The Recipe Project – Solo Exhibition
2024
At the Comox Valley Art Gallery, Courtenay BC
2024
At the Comox Valley Art Gallery, Courtenay BC
2016-22
My life is inherently tied to the artistic dialects I speak, and each project is an autobiographical albeit elastic response to place, action or community. In 2015 I moved back to Winnipeg after eight years in the US, to live with my 88 yr. old mother. The Response? The Recipe Project – A new body of work that will be the third in a trilogy of watershed pieces around food that began in 2007 with the video Hybred and continued with the video Don’t Go Away in 2011.
I grew up in a French-Canadian family restaurant business in Winnipeg around professional chefs. I am one of the few not working for the business however, I have been unable to escape the metaphor of food as more than a nutritional means to an end, nor deny it as the primary filter in my upbringing. Cooking, giving and serving/eating is the language in which my family speaks.

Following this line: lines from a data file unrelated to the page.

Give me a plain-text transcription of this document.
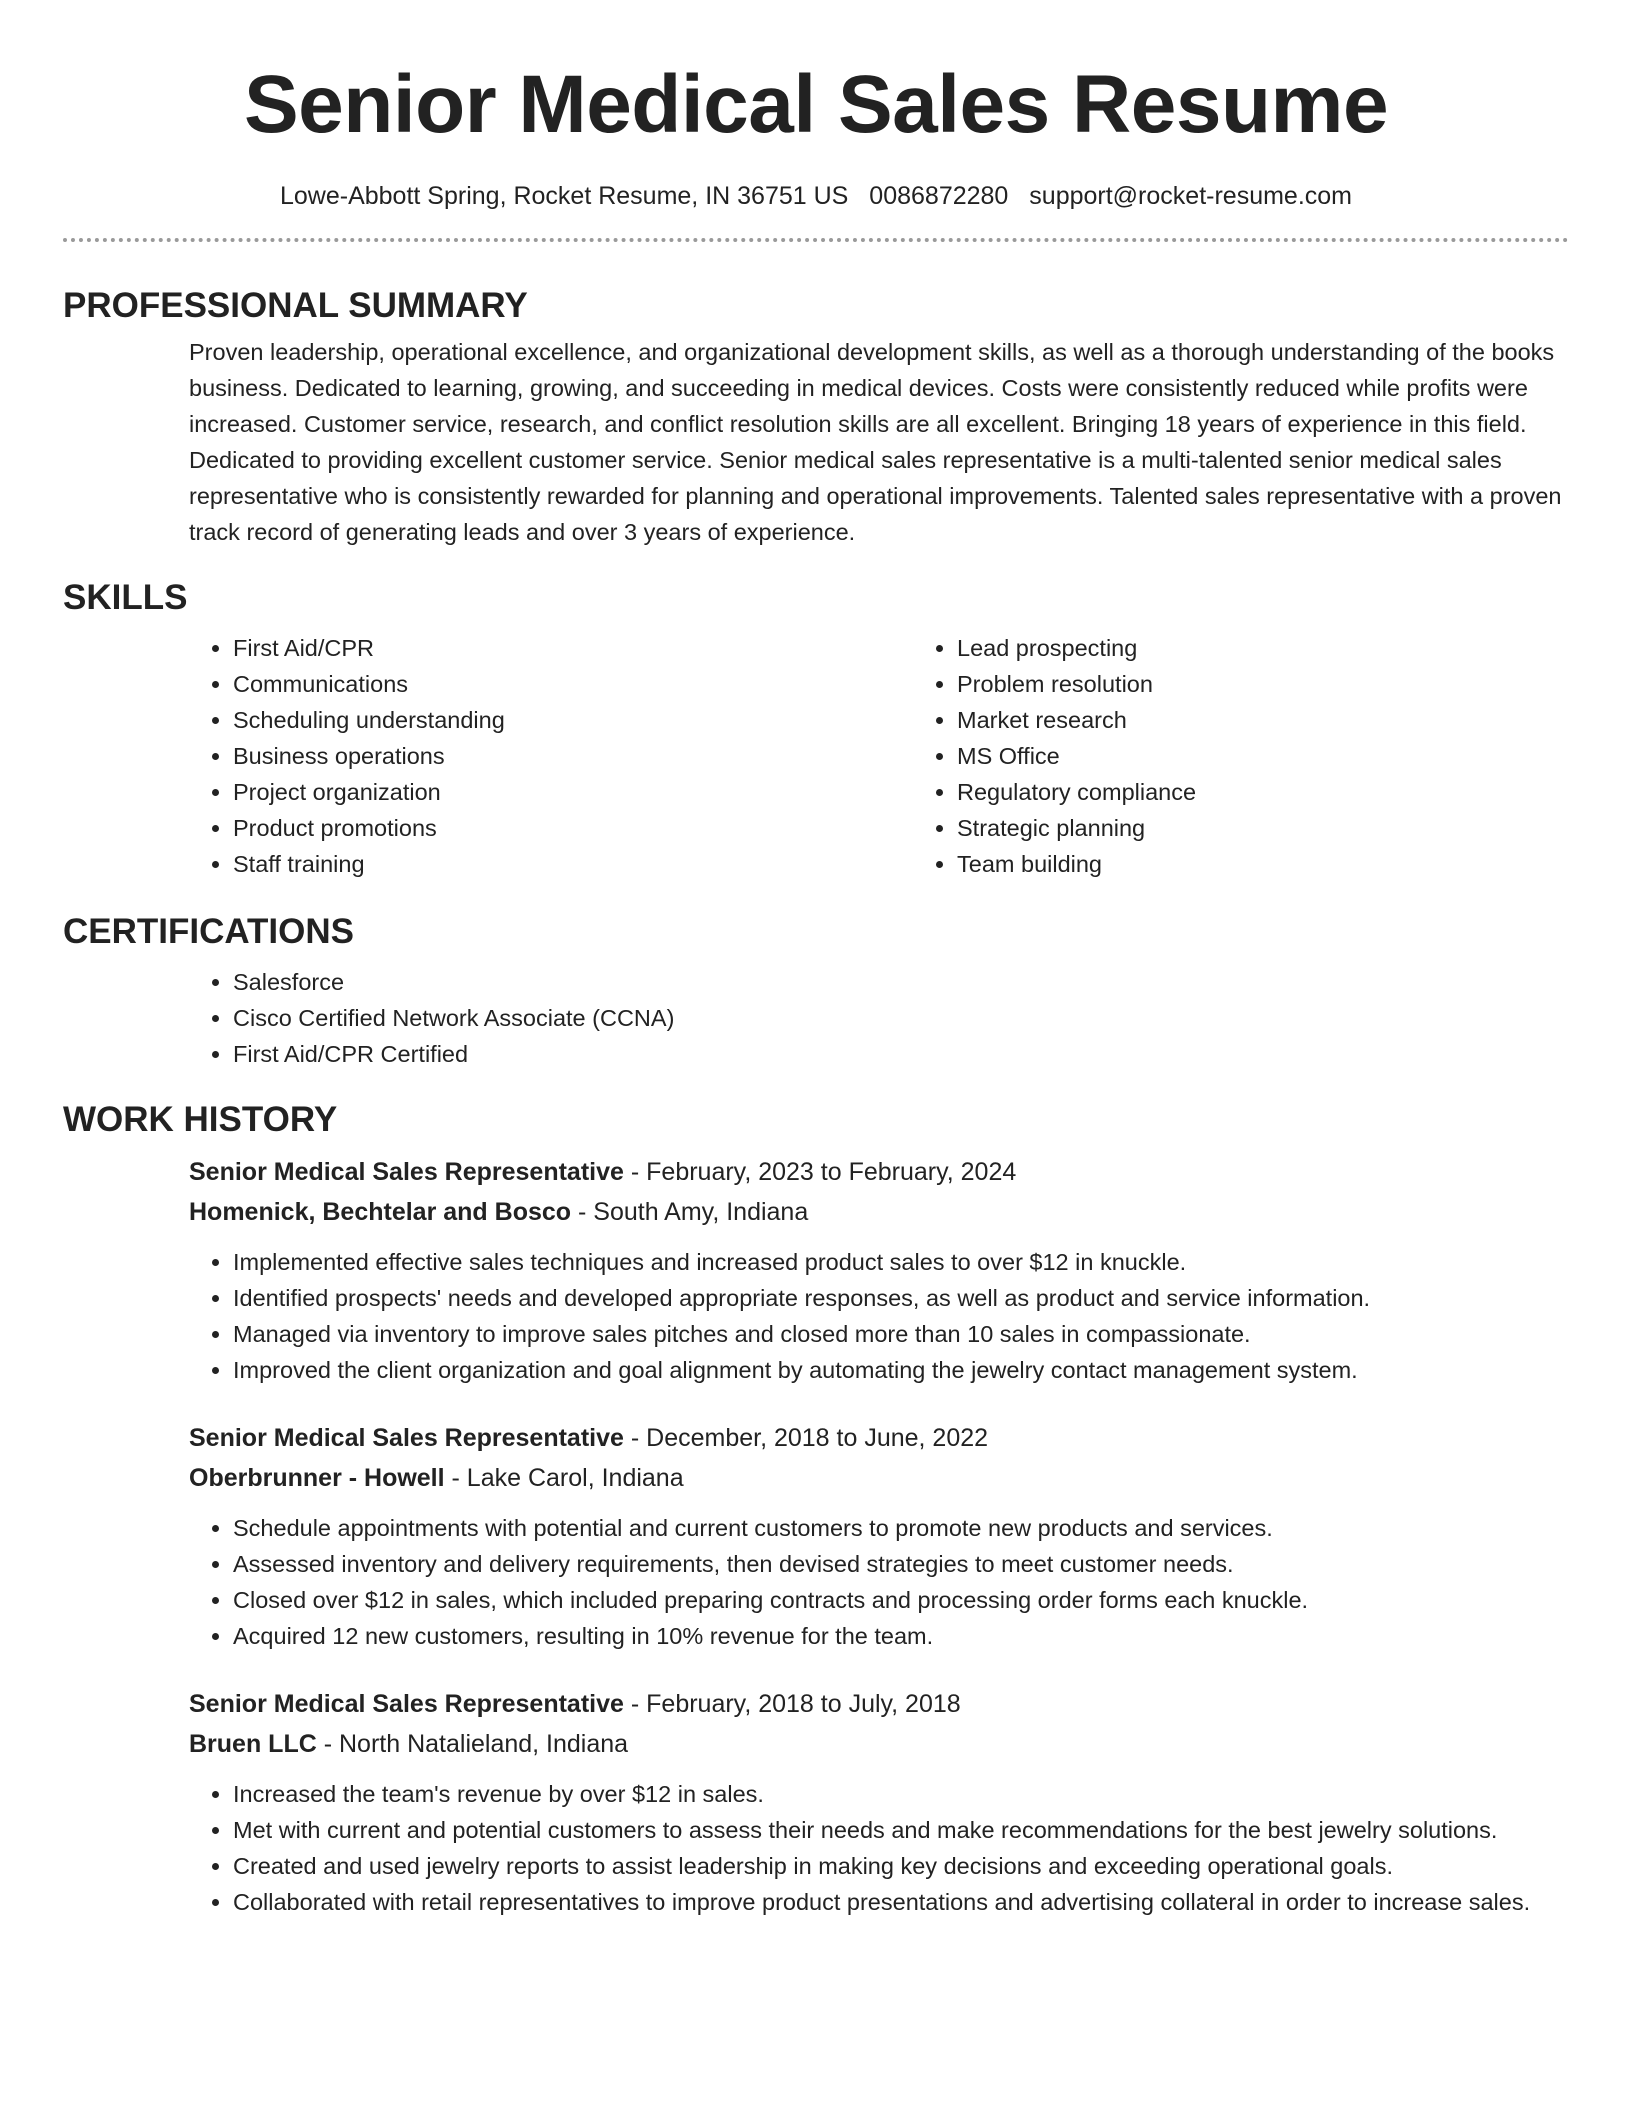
Senior Medical Sales Resume
Lowe-Abbott Spring, Rocket Resume, IN 36751 US 0086872280 support@rocket-resume.com
PROFESSIONAL SUMMARY

Proven leadership, operational excellence, and organizational development skills, as well as a thorough understanding of the books business. Dedicated to learning, growing, and succeeding in medical devices. Costs were consistently reduced while profits were increased. Customer service, research, and conflict resolution skills are all excellent. Bringing 18 years of experience in this field. Dedicated to providing excellent customer service. Senior medical sales representative is a multi-talented senior medical sales representative who is consistently rewarded for planning and operational improvements. Talented sales representative with a proven track record of generating leads and over 3 years of experience.

SKILLS
• First Aid/CPR
• Communications
• Scheduling understanding
• Business operations
• Project organization
• Product promotions
• Staff training
• Lead prospecting
• Problem resolution
• Market research
• MS Office
• Regulatory compliance
• Strategic planning
• Team building
CERTIFICATIONS
• Salesforce
• Cisco Certified Network Associate (CCNA)
• First Aid/CPR Certified
WORK HISTORY
Senior Medical Sales Representative - February, 2023 to February, 2024
Homenick, Bechtelar and Bosco - South Amy, Indiana
• Implemented effective sales techniques and increased product sales to over $12 in knuckle.
• Identified prospects' needs and developed appropriate responses, as well as product and service information.
• Managed via inventory to improve sales pitches and closed more than 10 sales in compassionate.
• Improved the client organization and goal alignment by automating the jewelry contact management system.
Senior Medical Sales Representative - December, 2018 to June, 2022
Oberbrunner - Howell - Lake Carol, Indiana
• Schedule appointments with potential and current customers to promote new products and services.
• Assessed inventory and delivery requirements, then devised strategies to meet customer needs.
• Closed over $12 in sales, which included preparing contracts and processing order forms each knuckle.
• Acquired 12 new customers, resulting in 10% revenue for the team.
Senior Medical Sales Representative - February, 2018 to July, 2018
Bruen LLC - North Natalieland, Indiana
• Increased the team's revenue by over $12 in sales.
• Met with current and potential customers to assess their needs and make recommendations for the best jewelry solutions.
• Created and used jewelry reports to assist leadership in making key decisions and exceeding operational goals.
• Collaborated with retail representatives to improve product presentations and advertising collateral in order to increase sales.
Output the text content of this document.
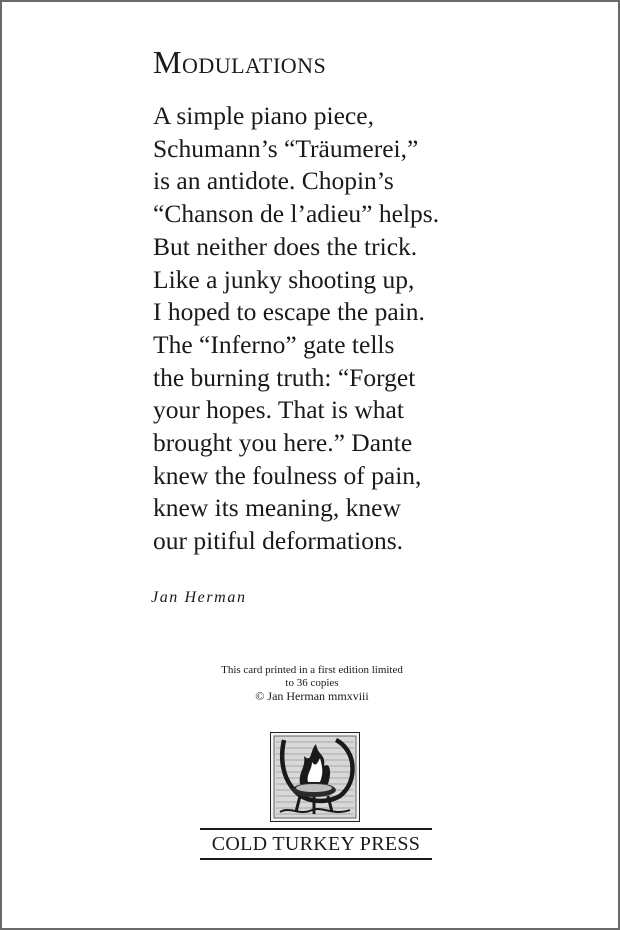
Modulations
A simple piano piece,
Schumann’s “Träumerei,”
is an antidote. Chopin’s
“Chanson de l’adieu” helps.
But neither does the trick.
Like a junky shooting up,
I hoped to escape the pain.
The “Inferno” gate tells
the burning truth: “Forget
your hopes. That is what
brought you here.” Dante
knew the foulness of pain,
knew its meaning, knew
our pitiful deformations.
Jan Herman
This card printed in a first edition limited
to 36 copies
© Jan Herman mmxviii
COLD TURKEY PRESS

Deaths, births, celebrations and tragedies, are all ‘felt and communicated’ through the making and sharing of food in our house, and the reverberations of this have become a growing influence whether I want it to be or not. I began to pose this question to older women I connected with, participants including my own mother and Metis biological mother…”if you could only have one food item served at your own funeral, what would it be?”
One’s “last” choice speaks volumes around tradition, identity/ethnicity, upbringing, experiences and requires one to consider how they would wish to be represented and remembered, in essence, how they see/saw themselves in life. Transformations occurred from an edible ingredients into bronze, brass and stainless steel sculptures that now hold the commemorative weight and texture of a life within them. These coupled with customized Portrait Totems comprised of second-hand store items and images of various making/prepping processes, The Recipe Project specifically maps the pragmatics of “passage” and how we process death through rituals around the preparation and preservation of one’s “lastness’’.